A OMS declarou uma emergência sanitária internacional por causa do surto, que causou 515 infecções confirmadas na RDC, inclusive 91 mortes, desde que foi anunciada em 15 de maio no nordeste do país.
Uganda registrou 19 casos e duas mortes. Todos, exceto cinco, eram cidadãos congoleses que cruzaram a fronteira.
"A taxa de êxito no manejo do ebola em Uganda tem sido boa", disse o diretor-geral da OMS, Tedros Adhanom Ghebreyesus, durante uma visita ao Hospital Nacional de Referência Mulago, na capital, Kampala.
"Graças à experiência adquirida na gestão de emergências de saúde pública, a taxa de letalidade é inferior a 1%", disse, acrescentando que a OMS apoiou o treinamento de 148 trabalhadores sanitários para a resposta ao ebola.
Ele destacou, ainda, a decisão do governo de cancelar as comemorações anuais pelo Dia dos Mártires, em 3 de junho, que normalmente atraem grandes multidões de toda a região.
"Foi uma decisão acertada porque o ebola se propaga rapidamente neste tipo de concentrações. Agora, estamos contabilizando 19 casos e, se a celebração do Dia dos Mártires tivesse ocorrido, agora estaríamos falando de três dígitos", disse Tedros.
O diretor da OMS se reuniu com o presidente de Uganda, Yoweri Museveni, e destacou que ambos falaram da "colaboração transfronteiriça".
"Não há necessidade de restrições, pois afetam a economia", disse Tedros. "As restrições na verdade não ajudam... A solução é abordar o epicentro".

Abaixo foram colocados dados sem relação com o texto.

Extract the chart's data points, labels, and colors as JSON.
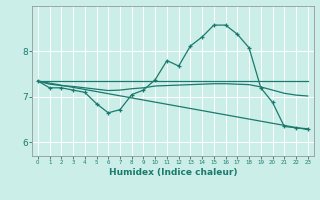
{
  "xlabel": "Humidex (Indice chaleur)",
  "xlim": [
    -0.5,
    23.5
  ],
  "ylim": [
    5.7,
    9.0
  ],
  "yticks": [
    6,
    7,
    8
  ],
  "xticks": [
    0,
    1,
    2,
    3,
    4,
    5,
    6,
    7,
    8,
    9,
    10,
    11,
    12,
    13,
    14,
    15,
    16,
    17,
    18,
    19,
    20,
    21,
    22,
    23
  ],
  "bg_color": "#cceee8",
  "line_color": "#1a7a6e",
  "grid_color": "#ffffff",
  "line1_x": [
    0,
    1,
    2,
    3,
    4,
    5,
    6,
    7,
    8,
    9,
    10,
    11,
    12,
    13,
    14,
    15,
    16,
    17,
    18,
    19,
    20,
    21,
    22,
    23
  ],
  "line1_y": [
    7.35,
    7.2,
    7.2,
    7.15,
    7.1,
    6.85,
    6.65,
    6.72,
    7.05,
    7.15,
    7.38,
    7.8,
    7.68,
    8.12,
    8.32,
    8.58,
    8.58,
    8.38,
    8.08,
    7.2,
    6.88,
    6.35,
    6.32,
    6.3
  ],
  "line2_x": [
    0,
    1,
    2,
    3,
    4,
    5,
    6,
    7,
    8,
    9,
    10,
    11,
    12,
    13,
    14,
    15,
    16,
    17,
    18,
    19,
    20,
    21,
    22,
    23
  ],
  "line2_y": [
    7.35,
    7.28,
    7.25,
    7.23,
    7.2,
    7.17,
    7.14,
    7.15,
    7.18,
    7.2,
    7.24,
    7.25,
    7.26,
    7.27,
    7.28,
    7.29,
    7.29,
    7.28,
    7.27,
    7.22,
    7.15,
    7.08,
    7.04,
    7.02
  ],
  "line3_x": [
    0,
    1,
    2,
    3,
    4,
    5,
    6,
    7,
    8,
    9,
    10,
    11,
    12,
    13,
    14,
    15,
    16,
    17,
    18,
    19,
    20,
    21,
    22,
    23
  ],
  "line3_y": [
    7.35,
    7.35,
    7.35,
    7.35,
    7.35,
    7.35,
    7.35,
    7.35,
    7.35,
    7.35,
    7.35,
    7.35,
    7.35,
    7.35,
    7.35,
    7.35,
    7.35,
    7.35,
    7.35,
    7.35,
    7.35,
    7.35,
    7.35,
    7.35
  ],
  "line4_x": [
    0,
    23
  ],
  "line4_y": [
    7.35,
    6.28
  ]
}
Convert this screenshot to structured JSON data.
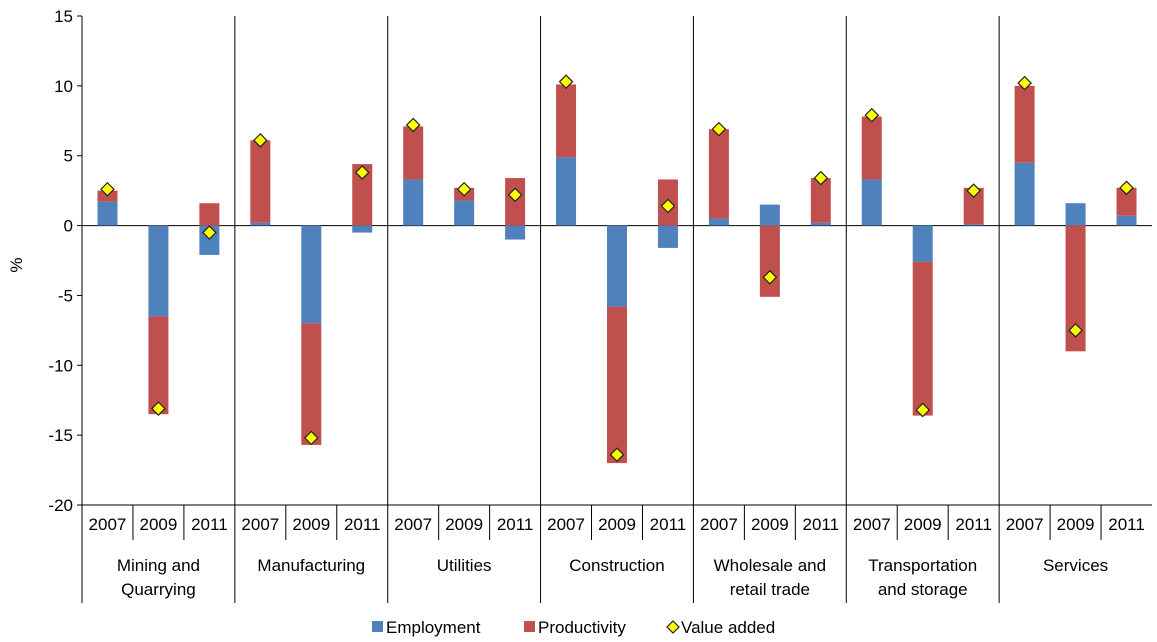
{
  "chart_data": {
    "type": "bar",
    "stacked": true,
    "ylabel": "%",
    "ylim": [
      -20,
      15
    ],
    "yticks": [
      "15",
      "10",
      "5",
      "0",
      "-5",
      "-10",
      "-15",
      "-20"
    ],
    "grid": false,
    "legend_position": "bottom",
    "colors": {
      "employment": "#4f81bd",
      "productivity": "#c0504d",
      "value_added": "#ffff00",
      "value_added_border": "#6b6b00"
    },
    "groups": [
      {
        "label": "Mining and Quarrying",
        "label_lines": [
          "Mining and",
          "Quarrying"
        ],
        "years": [
          "2007",
          "2009",
          "2011"
        ]
      },
      {
        "label": "Manufacturing",
        "label_lines": [
          "Manufacturing"
        ],
        "years": [
          "2007",
          "2009",
          "2011"
        ]
      },
      {
        "label": "Utilities",
        "label_lines": [
          "Utilities"
        ],
        "years": [
          "2007",
          "2009",
          "2011"
        ]
      },
      {
        "label": "Construction",
        "label_lines": [
          "Construction"
        ],
        "years": [
          "2007",
          "2009",
          "2011"
        ]
      },
      {
        "label": "Wholesale and retail trade",
        "label_lines": [
          "Wholesale and",
          "retail trade"
        ],
        "years": [
          "2007",
          "2009",
          "2011"
        ]
      },
      {
        "label": "Transportation and storage",
        "label_lines": [
          "Transportation",
          "and storage"
        ],
        "years": [
          "2007",
          "2009",
          "2011"
        ]
      },
      {
        "label": "Services",
        "label_lines": [
          "Services"
        ],
        "years": [
          "2007",
          "2009",
          "2011"
        ]
      }
    ],
    "series": [
      {
        "name": "Employment",
        "kind": "bar",
        "values": [
          [
            1.7,
            -6.5,
            -2.1
          ],
          [
            0.2,
            -7.0,
            -0.5
          ],
          [
            3.3,
            1.8,
            -1.0
          ],
          [
            4.9,
            -5.8,
            -1.6
          ],
          [
            0.5,
            1.5,
            0.2
          ],
          [
            3.3,
            -2.6,
            0.1
          ],
          [
            4.5,
            1.6,
            0.7
          ]
        ]
      },
      {
        "name": "Productivity",
        "kind": "bar",
        "values": [
          [
            0.8,
            -7.0,
            1.6
          ],
          [
            5.9,
            -8.7,
            4.4
          ],
          [
            3.8,
            0.9,
            3.4
          ],
          [
            5.2,
            -11.2,
            3.3
          ],
          [
            6.4,
            -5.1,
            3.2
          ],
          [
            4.5,
            -11.0,
            2.6
          ],
          [
            5.5,
            -9.0,
            2.0
          ]
        ]
      },
      {
        "name": "Value added",
        "kind": "marker",
        "values": [
          [
            2.6,
            -13.1,
            -0.5
          ],
          [
            6.1,
            -15.2,
            3.8
          ],
          [
            7.2,
            2.6,
            2.2
          ],
          [
            10.3,
            -16.4,
            1.4
          ],
          [
            6.9,
            -3.7,
            3.4
          ],
          [
            7.9,
            -13.2,
            2.5
          ],
          [
            10.2,
            -7.5,
            2.7
          ]
        ]
      }
    ]
  }
}
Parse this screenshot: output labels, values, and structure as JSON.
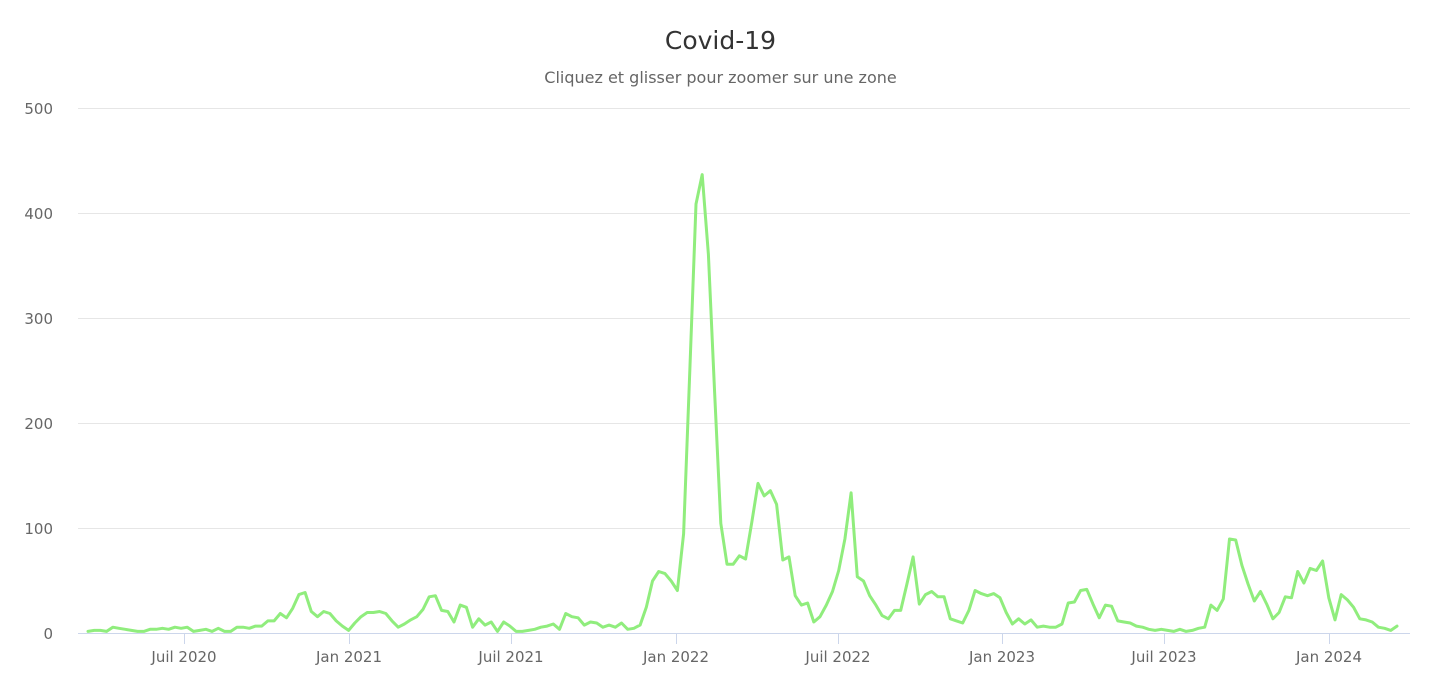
{
  "title": "Covid-19",
  "subtitle": "Cliquez et glisser pour zoomer sur une zone",
  "colors": {
    "series": "#90ed7d",
    "grid": "#e6e6e6",
    "axis": "#ccd6eb",
    "label": "#666666",
    "title": "#333333"
  },
  "chart_data": {
    "type": "line",
    "title": "Covid-19",
    "subtitle": "Cliquez et glisser pour zoomer sur une zone",
    "xlabel": "",
    "ylabel": "",
    "ylim": [
      0,
      500
    ],
    "yticks": [
      0,
      100,
      200,
      300,
      400,
      500
    ],
    "xticks": [
      "Juil 2020",
      "Jan 2021",
      "Juil 2021",
      "Jan 2022",
      "Juil 2022",
      "Jan 2023",
      "Juil 2023",
      "Jan 2024"
    ],
    "x_range": [
      "2020-03 (mi-mars)",
      "2024-03 (mi-mars)"
    ],
    "x_interval": "weekly",
    "grid": true,
    "legend": false,
    "series": [
      {
        "name": "Covid-19",
        "values": [
          2,
          3,
          3,
          2,
          6,
          5,
          4,
          3,
          2,
          2,
          4,
          4,
          5,
          4,
          6,
          5,
          6,
          2,
          3,
          4,
          2,
          5,
          2,
          2,
          6,
          6,
          5,
          7,
          7,
          12,
          12,
          19,
          15,
          24,
          37,
          39,
          21,
          16,
          21,
          19,
          12,
          7,
          3,
          10,
          16,
          20,
          20,
          21,
          19,
          12,
          6,
          9,
          13,
          16,
          23,
          35,
          36,
          22,
          21,
          11,
          27,
          25,
          6,
          14,
          8,
          11,
          2,
          11,
          7,
          2,
          2,
          3,
          4,
          6,
          7,
          9,
          4,
          19,
          16,
          15,
          8,
          11,
          10,
          6,
          8,
          6,
          10,
          4,
          5,
          8,
          25,
          50,
          59,
          57,
          50,
          41,
          95,
          250,
          409,
          437,
          361,
          230,
          105,
          66,
          66,
          74,
          71,
          106,
          143,
          131,
          136,
          123,
          70,
          73,
          36,
          27,
          29,
          11,
          16,
          27,
          40,
          60,
          90,
          134,
          54,
          50,
          36,
          27,
          17,
          14,
          22,
          22,
          47,
          73,
          28,
          37,
          40,
          35,
          35,
          14,
          12,
          10,
          22,
          41,
          38,
          36,
          38,
          34,
          20,
          9,
          14,
          9,
          13,
          6,
          7,
          6,
          6,
          9,
          29,
          30,
          41,
          42,
          28,
          15,
          27,
          26,
          12,
          11,
          10,
          7,
          6,
          4,
          3,
          4,
          3,
          2,
          4,
          2,
          3,
          5,
          6,
          27,
          22,
          33,
          90,
          89,
          65,
          47,
          31,
          40,
          28,
          14,
          20,
          35,
          34,
          59,
          48,
          62,
          60,
          69,
          34,
          13,
          37,
          32,
          25,
          14,
          13,
          11,
          6,
          5,
          3,
          7
        ]
      }
    ]
  },
  "y_axis": {
    "labels": [
      "0",
      "100",
      "200",
      "300",
      "400",
      "500"
    ]
  },
  "x_axis": {
    "labels": [
      "Juil 2020",
      "Jan 2021",
      "Juil 2021",
      "Jan 2022",
      "Juil 2022",
      "Jan 2023",
      "Juil 2023",
      "Jan 2024"
    ]
  }
}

O chefe da OMS tinha visitado recentemente a República Democrática do Congo, um vasto país da África Central com mais de 100 milhões de habitantes, que agora sofre seu 17º surto de ebola.
Não existe vacina ou tratamento específico para a cepa Bundibugyo do ebola, responsável por este último surto.
O ebola, transmitido por contato próximo e através dos fluidos corporais, matou mais de 15.000 pessoas na África nos últimos 50 anos.